How to Make a Sandwich With Your Leftover Turkey
Thanksgiving extras are put to wonderful use in Nancy Fuller’s “I Love Leftover Turkey Time” sandwiches.
My daughter Kimberlee and her family refer to my sandwiches as Gigi sandwiches. I make them whenever they come for lunch. I usually grill them and add sliced avocado to make them even moister. If you have leftover gravy, warm some up and use it as a dip along with the cranberry mayo!
When I don’t have turkey on hand, I use whatever is in the fridge — leftover pork roast, prime rib, roast chicken, or even canned tuna.
“I Love Leftover Turkey Time” Sandwiches
Makes 2 sandwiches
- 2 Tbs mayonnaise
- 2 Tbs leftover cranberry sauce
- 1 Tbs grainy Dijon mustard
- 2 Tbs unsalted butter, softened
- 4 slices sturdy country white bread or rye
- 4 slices leftover Thanksgiving turkey
- ½ cup leftover stuffing
- 4 slices avocado
- 4 thin slices sharp cheddar or Brie cheese (or whatever is in the refrigerator!)
- In a small bowl, stir together the mayonnaise, cranberry sauce, and mustard.

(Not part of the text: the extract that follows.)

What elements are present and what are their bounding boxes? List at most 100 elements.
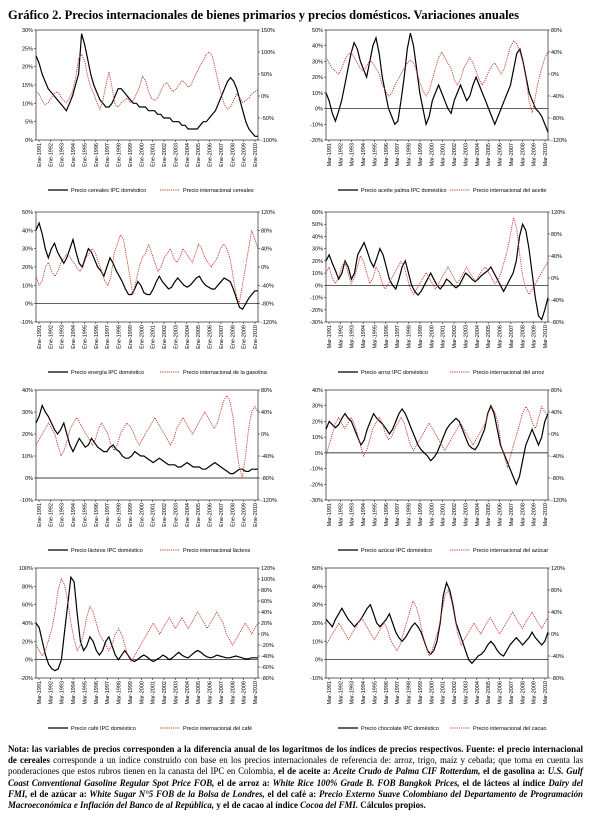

- Spread the butter on one side of all of the bread slices. Flip two slices of bread, buttered sides down, in a skillet.
- Spread each with a little of the cranberry mayo. Layer the turkey on top, then the stuffing, avocado, and cheese.
- Spread a little more of the cranberry spread on top of the cheese.
- Add the second slices of bread, turn the heat to medium, and place the skillet on the burner. Grill until the sandwiches are golden on both sides, four minutes.
- Cut the sandwiches in half and serve with the remaining cranberry mayo sauce.